The papers included in this Special Issue of the Future Internet journal provide a comprehensive overview of the emerging topics in the field of 5G V2X communications and networking. In more detail, they cover aspects ranging from the Third Generation Partnership Project (3GPP) 5G and V2X architectural enhancements to physical layer coding techniques and radio access technologies, while considering issues associated with network orchestration and localization. Some of them also report achievements from recently concluded and ongoing collaborative research projects. Moreover, the collected papers are heterogeneous in nature, which is one of the main strengths of the Special Issue: they range from technically sound theoretical analysis and timely architectural design contributions to algorithmic design and practical contributions.

In particular, a total of six excellent original research papers, with authors from both industry and academia, have been accepted that address many of the aforementioned challenges, following a rigorous review process involving expert reviewers in the respective areas.

The first paper [1] dissects the main challenges associated with cross-border and multi-operator V2X deployment focusing on three representative Cooperative, Connected, and Automated Mobility (CCAM) services: Tele-Operated Driving, High-Definition map generation and distribution for autonomous vehicles, and Anticipated Cooperative Collision Avoidance. Enhancements of roaming schemes, inter-edge-cloud coordination mechanisms, network slice selection, and Quality of Service (QoS) prediction are presented as solutions conceived within 5GCroCo, which is a Horizon 2020 EU project in which 5G technologies will be trialed for CCAM in cross-border scenarios.

The achievements of a further Horizon 2020 project, 5G Communication Automotive Research and innovation (5GCAR), are reported in the second paper [2]. The authors present the enhancements—e.g., in terms of network orchestration and management, edge computing, and multi-connectivity cooperation—conceived by 5GCAR for the 5G system level architecture proposed by the 3GPP to support V2X use cases.

By focusing on the 3GPP architecture for V2X communications, the third paper [3] focuses on the networking aspects and describes the potential for leveraging Information-Centric Networking, and Named Data Networking (NDN) in particular, for data exchange in V2X contexts. The goal of the paper is to analyze the specific design aspects and enhancements in the 3GPP V2X architecture to enable NDN-based data exchange and relevant features (e.g., in-network caching and the aggregation of named requests) and to assess the achieved improvements over traditional host-centric IP networking.

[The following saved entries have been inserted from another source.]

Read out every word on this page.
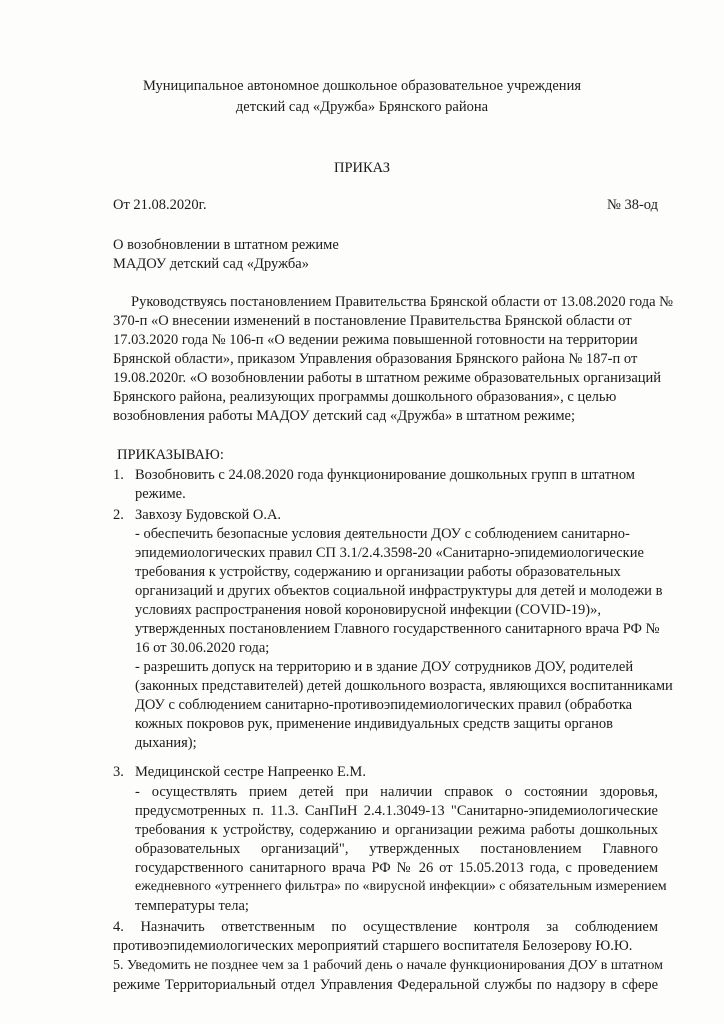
Муниципальное автономное дошкольное образовательное учреждения
детский сад «Дружба» Брянского района
ПРИКАЗ
От 21.08.2020г.	№ 38-од
О возобновлении в штатном режиме
МАДОУ детский сад «Дружба»
Руководствуясь постановлением Правительства Брянской области от 13.08.2020 года №
370-п «О внесении изменений в постановление Правительства Брянской области от
17.03.2020 года № 106-п «О ведении режима повышенной готовности на территории
Брянской области», приказом Управления образования Брянского района № 187-п от
19.08.2020г. «О возобновлении работы в штатном режиме образовательных организаций
Брянского района, реализующих программы дошкольного образования», с целью
возобновления работы МАДОУ детский сад «Дружба» в штатном режиме;
ПРИКАЗЫВАЮ:
1. Возобновить с 24.08.2020 года функционирование дошкольных групп в штатном
режиме.
2. Завхозу Будовской О.А.
- обеспечить безопасные условия деятельности ДОУ с соблюдением санитарно-
эпидемиологических правил СП 3.1/2.4.3598-20 «Санитарно-эпидемиологические
требования к устройству, содержанию и организации работы образовательных
организаций и других объектов социальной инфраструктуры для детей и молодежи в
условиях распространения новой короновирусной инфекции (COVID-19)»,
утвержденных постановлением Главного государственного санитарного врача РФ №
16 от 30.06.2020 года;
- разрешить допуск на территорию и в здание ДОУ сотрудников ДОУ, родителей
(законных представителей) детей дошкольного возраста, являющихся воспитанниками
ДОУ с соблюдением санитарно-противоэпидемиологических правил (обработка
кожных покровов рук, применение индивидуальных средств защиты органов
дыхания);
3. Медицинской сестре Напреенко Е.М.
- осуществлять прием детей при наличии справок о состоянии здоровья,
предусмотренных п. 11.3. СанПиН 2.4.1.3049-13 "Санитарно-эпидемиологические
требования к устройству, содержанию и организации режима работы дошкольных
образовательных организаций", утвержденных постановлением Главного
государственного санитарного врача РФ № 26 от 15.05.2013 года, с проведением
ежедневного «утреннего фильтра» по «вирусной инфекции» с обязательным измерением
температуры тела;
4. Назначить ответственным по осуществление контроля за соблюдением
противоэпидемиологических мероприятий старшего воспитателя Белозерову Ю.Ю.
5. Уведомить не позднее чем за 1 рабочий день о начале функционирования ДОУ в штатном
режиме Территориальный отдел Управления Федеральной службы по надзору в сфере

Departing from the architectural design of V2X communications-related aspects, the fourth paper [4] provides an overview of the status quo and of the ongoing evolution of the two most prominent radio access technologies for V2X, and vehicle-to-vehicle communications in particular, i.e., IEEE 802.11p and Cellular-V2X. A comprehensive evaluation study is conducted through large-scale simulations to shed light on the advantages and drawbacks of the two technologies and to pinpoint the main conditions and parameters that affect their performance.

The fifth paper [5] targets the improvements of the reliability of vehicle-to-roadside connectivity when the User Datagram Protocol (UDP) is used to satisfy real-time requirements, by introducing redundancy into the transmitted data. To this aim, the authors propose an inter-packet error control coding scheme to improve the recovery of data with a focus on convolutional coding techniques. Simulations for the memoryless binary erasure channel, channels with memory, and IEEE 802.11p radio are provided.

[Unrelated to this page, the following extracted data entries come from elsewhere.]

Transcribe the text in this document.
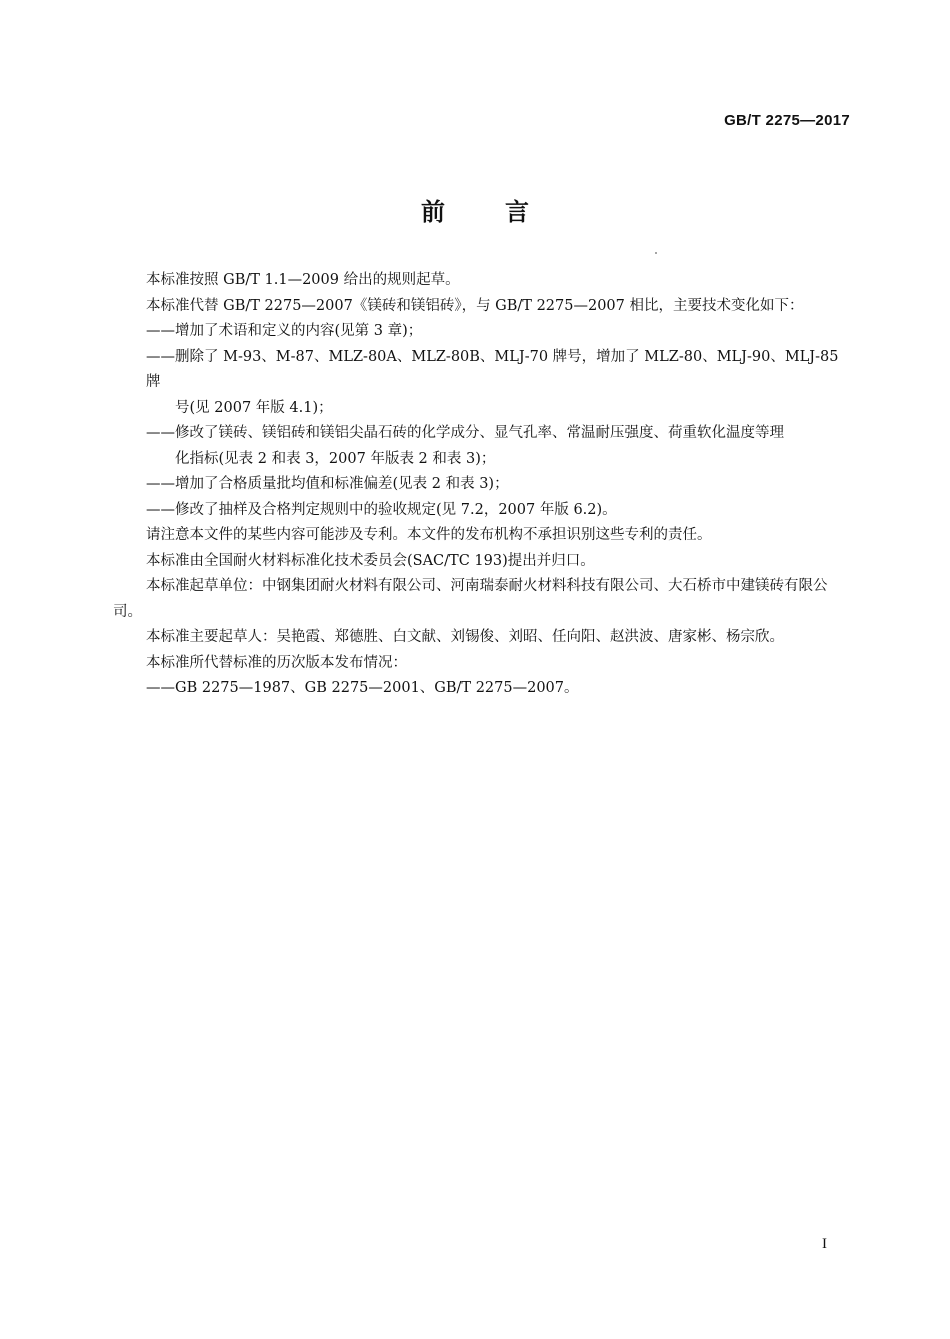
GB/T 2275—2017
前言

本标准按照 GB/T 1.1—2009 给出的规则起草。

本标准代替 GB/T 2275—2007《镁砖和镁铝砖》，与 GB/T 2275—2007 相比，主要技术变化如下：

——增加了术语和定义的内容(见第 3 章)；
——删除了 M-93、M-87、MLZ-80A、MLZ-80B、MLJ-70 牌号，增加了 MLZ-80、MLJ-90、MLJ-85 牌
号(见 2007 年版 4.1)；
——修改了镁砖、镁铝砖和镁铝尖晶石砖的化学成分、显气孔率、常温耐压强度、荷重软化温度等理
化指标(见表 2 和表 3，2007 年版表 2 和表 3)；
——增加了合格质量批均值和标准偏差(见表 2 和表 3)；
——修改了抽样及合格判定规则中的验收规定(见 7.2，2007 年版 6.2)。

请注意本文件的某些内容可能涉及专利。本文件的发布机构不承担识别这些专利的责任。

本标准由全国耐火材料标准化技术委员会(SAC/TC 193)提出并归口。

本标准起草单位：中钢集团耐火材料有限公司、河南瑞泰耐火材料科技有限公司、大石桥市中建镁砖有限公司。

本标准主要起草人：吴艳霞、郑德胜、白文献、刘锡俊、刘昭、任向阳、赵洪波、唐家彬、杨宗欣。

本标准所代替标准的历次版本发布情况：

——GB 2275—1987、GB 2275—2001、GB/T 2275—2007。
I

Moving on to more practical implementations, the authors of the sixth paper [6] investigate the usage of Long Range Wide Area Network (LoRaWAN) technology to geolocalise vehicles indoors and counteract the well-known limitations of the Global Navigation Satellite System (GNSS). In particular, the proposal achieves the localisation of a vehicle within a 20–30 m range with a low deployment cost, by leveraging the estimation of the behaviour of a LoRaWAN channel established between simple client devices and LoRaWAN gateways, and using trilateration.